Axel Alfonzo

Personal information
- Full name: Axel Jonatan Alfonzo Villarreal
- Date of birth: 7 May 2004 (age 21)
- Place of birth: Paraguay
- Height: 1.80 m (5 ft 11 in)
- Position: Centre-back

Team information
- Current team: Deportes Limache (on loan from Olimpia)
- Number: 5

Youth career
- Olimpia

Senior career*
- Years: Team / Apps / (Gls)
- 2022–: Olimpia / 18 / (1)
- 2026–: → Deportes Limache (loan) / 1 / (0)

International career
- 2023: Paraguay U20 / 5 / (0)

= Axel Alfonzo =

Paraguayan footballer

Axel Jonatan Alfonzo Villarreal (born 7 May 2004) is a Paraguayan footballer who plays as a centre-back for Chilean club Deportes Limache on loan from Olimpia.

==Club career==
A product of Paraguayan giant Olimpia, Alfonzo made his professional debut in the 1–4 away win against Tacuary on 15 May 2022 for the Torneo Apertura.
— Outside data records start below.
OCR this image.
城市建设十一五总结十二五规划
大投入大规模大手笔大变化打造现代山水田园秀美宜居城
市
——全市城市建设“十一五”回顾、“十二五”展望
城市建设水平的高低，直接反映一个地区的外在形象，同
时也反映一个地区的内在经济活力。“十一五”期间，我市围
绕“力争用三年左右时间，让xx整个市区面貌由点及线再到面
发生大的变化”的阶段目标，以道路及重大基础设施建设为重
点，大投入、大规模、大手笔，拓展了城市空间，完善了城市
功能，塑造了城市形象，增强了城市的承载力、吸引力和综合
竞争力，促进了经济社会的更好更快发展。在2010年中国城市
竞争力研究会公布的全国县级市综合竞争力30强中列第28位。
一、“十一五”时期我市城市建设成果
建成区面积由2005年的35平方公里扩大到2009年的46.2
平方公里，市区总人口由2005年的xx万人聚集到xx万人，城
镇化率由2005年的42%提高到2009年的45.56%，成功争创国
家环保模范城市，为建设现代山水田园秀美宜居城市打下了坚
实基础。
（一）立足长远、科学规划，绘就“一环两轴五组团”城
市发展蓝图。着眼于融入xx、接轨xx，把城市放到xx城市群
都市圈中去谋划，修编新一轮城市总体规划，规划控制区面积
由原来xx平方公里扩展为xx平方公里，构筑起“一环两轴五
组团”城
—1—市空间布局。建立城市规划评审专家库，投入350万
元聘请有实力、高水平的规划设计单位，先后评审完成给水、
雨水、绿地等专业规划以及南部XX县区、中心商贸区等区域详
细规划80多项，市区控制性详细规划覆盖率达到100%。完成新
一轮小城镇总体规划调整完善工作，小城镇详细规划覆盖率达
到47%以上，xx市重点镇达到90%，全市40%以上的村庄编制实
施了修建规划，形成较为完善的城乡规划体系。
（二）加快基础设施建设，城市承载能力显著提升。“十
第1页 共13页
In 2024, he represented the under 20's at the U20 Copa Libertadores. He scored his first goal in the 2–2 away draw against Libertad on 1 November 2025 for the Torneo Clausura.

In January 2026, Alfonzo was loaned out to Chilean Primera División club Deportes Limache on a deal for a year with an option to buy.

==International career==
Alfonzo represented Paraguay U20 at the 2023 South American Championship.